C’est un peu des trois. Ce morceau est surtout un tableau des gens que tu peux croiser dans la rue en fin de compte. La brute c’est pour moi l’homme qui a quelque chose à prouver, c’est le petit, svelte et bagarreur. Le truand c’est celui en a beaucoup sur le cœur mais qui n’extériorise aucune de ses pensées. Le bon c’est l’homme qui crée le bien, tout simplement. Je trouvais donc intéressant de stéréotyper ces trois personnages dans ce morceau, car ils représentent en fin de compte des caractères que l’on rencontre souvent.
Chaque projet que tu as sorti depuis 2019 est construit autour d’un concept. C’est important pour toi d’accompagner tes albums d’une histoire ?
De fou. A chaque fois on fait cela naturellement en fin de compte. Pour Mercutio par exemple, c’est allé super vite. On était mineur à cette époque, j’avais tous les concepts dans mes fichiers et on a lancé la machine. C’est sûr que mon prochain projet sera accompagné d’un concept. Je suis cependant dans une dynamique où j’essaye de ne pas me prendre la tête. Je travaille actuellement sur une série de singles mais mes anciens concepts m’apportent de l’expérience que j’utilise à bon escient. Je pense que le public va me découvrir sous un nouvel aspect prochainement avec cela.

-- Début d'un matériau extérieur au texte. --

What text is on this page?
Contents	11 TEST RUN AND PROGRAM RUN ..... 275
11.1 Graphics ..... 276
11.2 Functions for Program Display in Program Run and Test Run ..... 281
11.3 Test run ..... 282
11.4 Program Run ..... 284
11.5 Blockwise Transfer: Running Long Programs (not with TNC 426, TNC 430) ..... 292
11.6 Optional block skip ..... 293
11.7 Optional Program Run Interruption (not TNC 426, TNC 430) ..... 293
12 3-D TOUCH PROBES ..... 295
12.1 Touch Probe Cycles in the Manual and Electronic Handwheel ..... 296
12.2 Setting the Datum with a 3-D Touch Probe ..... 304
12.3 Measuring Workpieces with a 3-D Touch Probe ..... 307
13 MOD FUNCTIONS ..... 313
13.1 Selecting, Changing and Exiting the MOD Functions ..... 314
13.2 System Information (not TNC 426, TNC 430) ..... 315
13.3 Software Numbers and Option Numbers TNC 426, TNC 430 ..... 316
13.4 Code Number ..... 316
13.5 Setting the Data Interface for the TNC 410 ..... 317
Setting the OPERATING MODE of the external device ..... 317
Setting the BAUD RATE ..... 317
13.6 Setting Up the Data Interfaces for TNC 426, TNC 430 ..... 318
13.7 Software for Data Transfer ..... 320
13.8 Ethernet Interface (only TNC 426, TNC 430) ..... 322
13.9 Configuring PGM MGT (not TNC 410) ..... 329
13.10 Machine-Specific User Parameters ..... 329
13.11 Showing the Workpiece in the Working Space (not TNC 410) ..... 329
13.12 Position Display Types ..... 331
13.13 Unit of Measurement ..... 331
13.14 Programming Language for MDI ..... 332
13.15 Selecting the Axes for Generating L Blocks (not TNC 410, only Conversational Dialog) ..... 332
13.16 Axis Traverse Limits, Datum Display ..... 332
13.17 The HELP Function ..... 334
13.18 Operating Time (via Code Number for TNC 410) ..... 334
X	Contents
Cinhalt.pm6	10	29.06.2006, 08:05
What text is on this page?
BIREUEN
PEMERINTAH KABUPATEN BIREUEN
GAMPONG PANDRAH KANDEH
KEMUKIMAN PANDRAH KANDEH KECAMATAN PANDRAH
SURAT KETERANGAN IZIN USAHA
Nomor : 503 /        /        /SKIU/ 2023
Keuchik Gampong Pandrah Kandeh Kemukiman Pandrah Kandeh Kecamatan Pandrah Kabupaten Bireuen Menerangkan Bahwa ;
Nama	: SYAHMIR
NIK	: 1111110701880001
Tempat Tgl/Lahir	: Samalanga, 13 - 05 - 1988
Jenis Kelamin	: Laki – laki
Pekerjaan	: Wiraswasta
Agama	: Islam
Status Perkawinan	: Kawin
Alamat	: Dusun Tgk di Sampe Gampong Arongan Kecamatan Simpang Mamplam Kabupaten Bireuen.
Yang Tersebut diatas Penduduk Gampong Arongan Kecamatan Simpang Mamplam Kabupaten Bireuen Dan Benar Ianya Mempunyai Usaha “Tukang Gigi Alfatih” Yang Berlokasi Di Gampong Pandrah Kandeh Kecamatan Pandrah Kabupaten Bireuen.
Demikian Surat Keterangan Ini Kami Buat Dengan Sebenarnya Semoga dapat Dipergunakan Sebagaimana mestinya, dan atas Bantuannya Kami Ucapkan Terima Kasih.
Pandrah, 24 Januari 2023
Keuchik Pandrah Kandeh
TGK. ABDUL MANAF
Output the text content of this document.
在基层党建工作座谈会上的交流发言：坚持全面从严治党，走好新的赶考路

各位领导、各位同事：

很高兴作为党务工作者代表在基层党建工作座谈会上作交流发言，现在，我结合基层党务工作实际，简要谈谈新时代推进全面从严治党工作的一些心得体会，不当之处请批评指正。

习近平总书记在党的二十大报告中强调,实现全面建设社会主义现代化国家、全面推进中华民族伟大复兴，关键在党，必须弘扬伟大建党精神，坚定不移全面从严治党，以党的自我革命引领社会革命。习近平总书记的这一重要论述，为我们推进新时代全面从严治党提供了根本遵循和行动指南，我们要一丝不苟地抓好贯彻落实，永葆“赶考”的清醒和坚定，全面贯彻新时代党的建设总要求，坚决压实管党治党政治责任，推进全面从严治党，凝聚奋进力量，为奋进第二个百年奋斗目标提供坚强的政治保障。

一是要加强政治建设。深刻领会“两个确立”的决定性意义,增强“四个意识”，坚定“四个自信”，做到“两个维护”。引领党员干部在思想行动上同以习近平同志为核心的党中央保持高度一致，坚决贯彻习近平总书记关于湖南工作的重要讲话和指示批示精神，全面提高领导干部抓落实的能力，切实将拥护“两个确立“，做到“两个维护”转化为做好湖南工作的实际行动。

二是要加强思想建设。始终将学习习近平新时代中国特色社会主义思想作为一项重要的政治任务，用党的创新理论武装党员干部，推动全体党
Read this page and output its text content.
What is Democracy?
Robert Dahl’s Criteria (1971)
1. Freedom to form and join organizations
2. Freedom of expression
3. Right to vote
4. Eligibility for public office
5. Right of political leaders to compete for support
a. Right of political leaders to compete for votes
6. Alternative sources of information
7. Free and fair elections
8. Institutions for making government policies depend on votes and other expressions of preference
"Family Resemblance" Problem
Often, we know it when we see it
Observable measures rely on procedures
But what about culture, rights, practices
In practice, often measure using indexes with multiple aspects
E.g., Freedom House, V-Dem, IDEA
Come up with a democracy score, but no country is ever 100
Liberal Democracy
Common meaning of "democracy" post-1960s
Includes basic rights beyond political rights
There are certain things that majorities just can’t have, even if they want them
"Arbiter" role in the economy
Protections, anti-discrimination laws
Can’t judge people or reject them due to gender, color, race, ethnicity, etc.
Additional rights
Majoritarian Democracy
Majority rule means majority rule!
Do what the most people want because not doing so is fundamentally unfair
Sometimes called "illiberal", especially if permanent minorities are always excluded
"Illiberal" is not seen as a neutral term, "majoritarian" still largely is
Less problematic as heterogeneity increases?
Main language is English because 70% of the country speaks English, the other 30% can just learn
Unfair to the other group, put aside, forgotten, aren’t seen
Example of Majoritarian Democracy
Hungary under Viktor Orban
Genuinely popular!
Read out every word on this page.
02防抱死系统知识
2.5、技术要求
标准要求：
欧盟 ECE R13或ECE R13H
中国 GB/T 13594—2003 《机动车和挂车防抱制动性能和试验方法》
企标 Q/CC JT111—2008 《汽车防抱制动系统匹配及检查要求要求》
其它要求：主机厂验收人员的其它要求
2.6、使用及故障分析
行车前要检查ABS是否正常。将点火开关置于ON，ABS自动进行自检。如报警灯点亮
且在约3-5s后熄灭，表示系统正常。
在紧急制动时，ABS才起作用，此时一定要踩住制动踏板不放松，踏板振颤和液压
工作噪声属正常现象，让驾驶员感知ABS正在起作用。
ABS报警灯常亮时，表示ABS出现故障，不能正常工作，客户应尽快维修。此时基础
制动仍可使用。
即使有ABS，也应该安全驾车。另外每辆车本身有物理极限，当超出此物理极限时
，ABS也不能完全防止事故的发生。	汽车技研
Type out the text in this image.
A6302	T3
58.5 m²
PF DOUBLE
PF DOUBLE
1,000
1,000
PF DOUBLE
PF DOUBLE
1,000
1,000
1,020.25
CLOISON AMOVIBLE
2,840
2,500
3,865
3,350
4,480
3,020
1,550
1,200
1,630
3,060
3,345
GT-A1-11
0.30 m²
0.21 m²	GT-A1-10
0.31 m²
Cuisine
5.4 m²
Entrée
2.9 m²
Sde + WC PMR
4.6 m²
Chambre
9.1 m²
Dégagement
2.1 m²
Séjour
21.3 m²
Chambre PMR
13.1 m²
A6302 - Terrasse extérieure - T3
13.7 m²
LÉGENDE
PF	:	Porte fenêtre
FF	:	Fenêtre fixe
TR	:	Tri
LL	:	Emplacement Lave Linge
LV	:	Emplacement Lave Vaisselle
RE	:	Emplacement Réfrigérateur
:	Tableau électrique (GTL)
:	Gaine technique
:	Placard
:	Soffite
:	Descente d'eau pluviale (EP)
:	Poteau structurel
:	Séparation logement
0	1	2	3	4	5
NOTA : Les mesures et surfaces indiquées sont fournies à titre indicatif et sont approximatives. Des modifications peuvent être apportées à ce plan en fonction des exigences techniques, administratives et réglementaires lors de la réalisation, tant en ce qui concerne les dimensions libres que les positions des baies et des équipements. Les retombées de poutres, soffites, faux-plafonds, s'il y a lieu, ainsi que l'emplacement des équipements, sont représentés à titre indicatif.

Ta richesse c’est de cultiver différents genres musicaux au travers de tes morceaux. Penses-tu trouver un genre type à ta musique un jour ou comptes-tu expérimenter encore dans les prochaines années ?
On va continuer à expérimenter mais je pense qu’il faut qu’on trouve notre patte artistique propre. Quand tu écoutes du Drake, que ça soit de la dance-hall ou du rap, tu sais que c’est lui au micro. Pour que les gens te visualisent il faut donc trouver cet équilibre. Le truc, c’est d’être reconnu tout en proposant de nouvelles sonorités. Bad Bunny aussi récemment propose de nouvelles musicalités, tout en étant reconnaissable.
Tu valides le reggaeton et les autres styles de rap international ?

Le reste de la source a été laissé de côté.